Здесь следует оговориться: почти везде почитают героев, рыцарей без страха и упрека. Так что в этом пункте мы не оригинальны. Но герой -- это идеал. На него стремятся быть похожим. А мы вовсе не стремимся быть похожими на Чапаева, поскольку он -- это и есть мы. Василь Иваныч, конечно же, герой, но по мировым стандартам какой-то... нетипичный, что ли. Ни красоты, ни богатырской стати. Вот Рэмбо -- герой, супермен, он лучше людей. А Чапаев -- не лучше. Такой же в доску! Чушь говорят, будто в Чапаеве воплотилась мечта об истинно народном вожде. Он не вождь. Он -- бригадир. Все работяги страны мечтают о таком бригадире. "Я вам командир, но командир я только в строю. На воле я вам товарищ. Обедаю -- садись со мной обедать..."
Две стервы Пелагеи
...Ну, что же, змея зеленая, хоть и любил я тебя, а иди же ты, сука, на четыре стороны, не хочу я больше знать тебя в жизни. Детей же беру с собой...
Дм. Фурманов, "Чапаев"

"Романный" Чапаев в личной жизни был глубоко несчастен. Первая любовь Чапая -- девушка Настя. Вместе с ней и с шарманкой в обнимку 17-летний Василь Иваныч ходил по берегам русской реки с целью расширить кругозор и углубить знания о жизни. "Пойдем, говорю, Настя, по всей Волге ходить: я петь да шарманку вертеть, а ты плясать начнешь". И пошли..."

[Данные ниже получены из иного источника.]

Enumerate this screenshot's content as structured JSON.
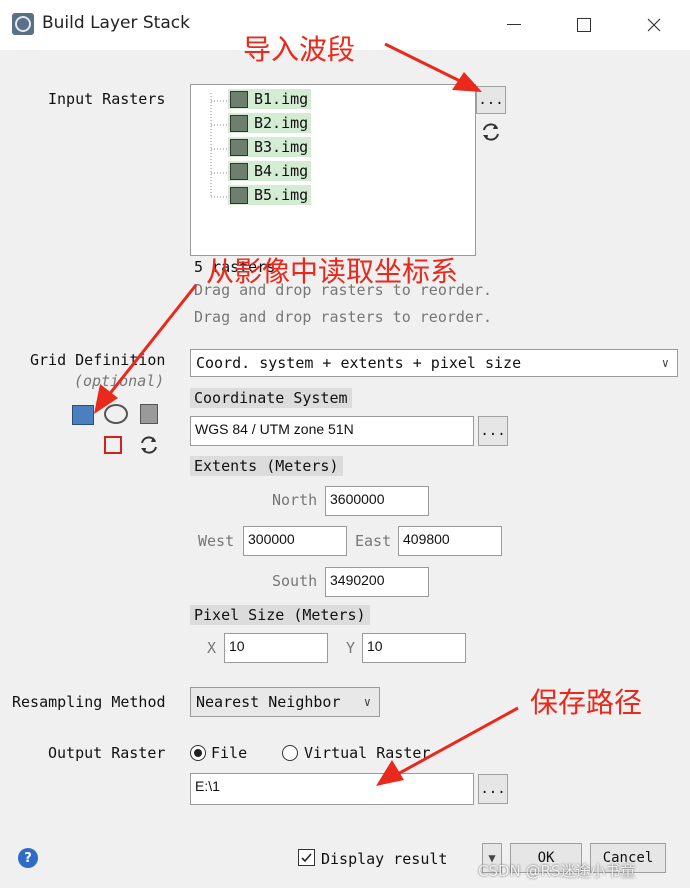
{
  "window": {
    "title": "Build Layer Stack"
  },
  "input_rasters": {
    "label": "Input Rasters",
    "items": [
      "B1.img",
      "B2.img",
      "B3.img",
      "B4.img",
      "B5.img"
    ],
    "count_text": "5 rasters",
    "hint_1": "Drag and drop rasters to reorder.",
    "hint_2": "Drag and drop rasters to reorder.",
    "browse_label": "..."
  },
  "grid_definition": {
    "label": "Grid Definition",
    "optional_label": "(optional)",
    "mode_value": "Coord. system + extents + pixel size",
    "coord_system_header": "Coordinate System",
    "coord_system_value": "WGS 84 / UTM zone 51N",
    "extents_header": "Extents (Meters)",
    "north_label": "North",
    "north_value": "3600000",
    "west_label": "West",
    "west_value": "300000",
    "east_label": "East",
    "east_value": "409800",
    "south_label": "South",
    "south_value": "3490200",
    "pixel_size_header": "Pixel Size (Meters)",
    "x_label": "X",
    "x_value": "10",
    "y_label": "Y",
    "y_value": "10"
  },
  "resampling": {
    "label": "Resampling Method",
    "value": "Nearest Neighbor"
  },
  "output": {
    "label": "Output Raster",
    "file_label": "File",
    "virtual_label": "Virtual Raster",
    "path_value": "E:\\1",
    "file_selected": true
  },
  "footer": {
    "display_result_label": "Display result",
    "display_result_checked": true,
    "ok_label": "OK",
    "cancel_label": "Cancel"
  },
  "annotations": {
    "import_bands": "导入波段",
    "read_coords": "从影像中读取坐标系",
    "save_path": "保存路径",
    "watermark": "CSDN @RS迷途小书童"
  },
  "colors": {
    "annotation_red": "#e8291c",
    "tree_highlight": "#d3ecd3"
  }
}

"Змея зеленая" и "сука" из предыдущей цитаты -- не Настя. С ней Чапаев был так счастлив, что это не могло не закончиться трагически. Умерла Настя. Он всегда помнил ее, помнил удивительно светло... "Змея зеленая" -- это жена Чапая: он женился незадолго до ухода в армию, и, пока воевал на империалистической, она ему изменяла... Больше в романе про личную жизнь комдива ни слова не сказано.
Реальный Василий Иванович Чапаев в личной жизни был еще несчастнее, чем в романе. На семейном фронте он терпел поражение за поражением. И ни одной победы.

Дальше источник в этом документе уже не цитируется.